On the other hand what troubles me now is that I've been listening to radio personalities and various facebook friends express their disgust with those of us who ended up voting "yes" on 8. The issue is pinned as one of basic human civil rights, such that past bans on interracial marriage are invoked as perfectly analogous. Those who are against gay marriage are religious wackos who hate gays. The issue comes down to denying human rights, and no one should deny human rights.

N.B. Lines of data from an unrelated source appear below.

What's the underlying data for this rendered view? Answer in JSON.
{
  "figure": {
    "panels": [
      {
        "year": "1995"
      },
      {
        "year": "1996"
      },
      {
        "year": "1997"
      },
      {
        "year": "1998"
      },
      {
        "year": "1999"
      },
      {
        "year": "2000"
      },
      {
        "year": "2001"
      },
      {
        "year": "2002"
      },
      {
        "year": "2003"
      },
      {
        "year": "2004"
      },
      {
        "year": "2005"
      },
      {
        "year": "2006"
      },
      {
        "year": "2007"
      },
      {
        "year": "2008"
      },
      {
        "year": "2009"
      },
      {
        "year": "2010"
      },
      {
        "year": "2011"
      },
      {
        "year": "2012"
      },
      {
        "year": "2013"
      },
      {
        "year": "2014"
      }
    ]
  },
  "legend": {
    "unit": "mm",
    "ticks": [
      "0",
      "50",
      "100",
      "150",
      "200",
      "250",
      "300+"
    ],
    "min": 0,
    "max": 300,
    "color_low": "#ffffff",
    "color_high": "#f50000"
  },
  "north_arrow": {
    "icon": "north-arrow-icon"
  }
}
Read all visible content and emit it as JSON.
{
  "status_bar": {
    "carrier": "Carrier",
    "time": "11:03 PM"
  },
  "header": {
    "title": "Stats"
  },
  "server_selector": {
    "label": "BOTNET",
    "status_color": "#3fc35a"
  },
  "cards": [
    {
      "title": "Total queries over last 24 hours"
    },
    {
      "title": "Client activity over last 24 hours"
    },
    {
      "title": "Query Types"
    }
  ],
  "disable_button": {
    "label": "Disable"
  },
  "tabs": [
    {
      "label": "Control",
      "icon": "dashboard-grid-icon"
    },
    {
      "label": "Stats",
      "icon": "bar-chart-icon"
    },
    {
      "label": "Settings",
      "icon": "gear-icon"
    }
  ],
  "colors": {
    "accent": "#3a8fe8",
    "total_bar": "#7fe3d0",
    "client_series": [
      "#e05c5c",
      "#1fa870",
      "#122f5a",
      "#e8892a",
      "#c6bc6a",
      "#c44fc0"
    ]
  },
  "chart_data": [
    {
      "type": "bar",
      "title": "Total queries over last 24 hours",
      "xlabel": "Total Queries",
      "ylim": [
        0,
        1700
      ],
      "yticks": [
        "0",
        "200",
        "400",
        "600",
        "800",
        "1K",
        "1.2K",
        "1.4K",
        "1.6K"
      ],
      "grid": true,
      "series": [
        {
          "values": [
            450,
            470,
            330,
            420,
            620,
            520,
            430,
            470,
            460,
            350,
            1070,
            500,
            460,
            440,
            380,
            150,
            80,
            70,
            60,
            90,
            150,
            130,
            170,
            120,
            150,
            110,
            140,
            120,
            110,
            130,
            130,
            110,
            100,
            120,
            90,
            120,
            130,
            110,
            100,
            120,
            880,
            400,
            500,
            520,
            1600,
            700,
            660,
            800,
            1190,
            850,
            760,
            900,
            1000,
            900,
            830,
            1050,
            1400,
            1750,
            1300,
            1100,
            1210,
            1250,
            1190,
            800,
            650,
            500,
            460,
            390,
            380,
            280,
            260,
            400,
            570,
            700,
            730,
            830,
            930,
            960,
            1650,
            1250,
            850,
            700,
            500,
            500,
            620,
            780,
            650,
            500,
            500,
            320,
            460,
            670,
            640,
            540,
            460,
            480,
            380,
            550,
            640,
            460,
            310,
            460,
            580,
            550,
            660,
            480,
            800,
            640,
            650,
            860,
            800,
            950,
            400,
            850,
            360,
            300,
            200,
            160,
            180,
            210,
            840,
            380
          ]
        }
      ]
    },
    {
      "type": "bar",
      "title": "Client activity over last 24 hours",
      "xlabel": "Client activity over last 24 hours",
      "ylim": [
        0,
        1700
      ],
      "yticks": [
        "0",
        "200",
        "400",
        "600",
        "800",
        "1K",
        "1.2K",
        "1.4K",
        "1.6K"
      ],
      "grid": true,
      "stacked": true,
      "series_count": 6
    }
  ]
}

What troubles me is the thoughtlessness on both sides. My older post addressed the religious right's thoughtlessness, so let me spend my comments here on the progressive left. I will be as brief and direct as possible and state my concerns:
Why does the state sanction marriage in the first place? Because the state recognizes that marriage produces children and as such build the blocks of society. Further, a good marriage tends to produce good children, which tends to produce a good society. It is thus in the best interest of society to reward marriage. But homosexuals cannot in fact produce children, which means that marriage for them has little to no societal benefit in that very sense. So why should the state sanction their marriages? If homosexuals want to have state-sanctioned civil unions, which would entitle them to many of the benefits of marriage (including, e.g., the necessary medical and legal considerations for their partners), that would be reasonable. Those are civil rights that heterosexuals and homosexuals alike should be entitled to. But there is no sense in the state rewarding homosexual union in the same way it does heterosexual union, because homosexual union does not have the same societal benefits.
This, by the way, is from what I understand the reason why even Obama thinks that homosexuals should be allowed civil unions but not marriages, and I don't know many "no on prop 8" types who don't like him!
Further, it is still yet to be seen what kind of effect homosexual unions will have on the children that homosexuals adopt and society in general. It is at this point not at all clear that this is a good thing for those children (one of the main reasons I did end up voting yes on 8).
Finally, I have not heard a homosexual marriage advocate address the slippery slope question: what is the limit of the term "marriage" for society? That is, what of other alternatives to one man and woman marriages, such as polygamy? If the reason that we allow homosexuals to marry is because homosexuals want to marry, why not allow polygamy to be carried out as legal, state-sanctioned marriage?
I am not saying that none of these concerns are answerable, by the way. I am still a libertarian wrestling with many of those issues. And I should add that it is a whole new experience for this person who tends to always be clearly one side of an issue or another to be in the gray middle. But this, like most political issues, is complex. It cannot be isolated as a single issue, but must be taken as one part of a larger political theory. And as far as I can tell, many of the loudest voices on this subject are unable to address it on this level.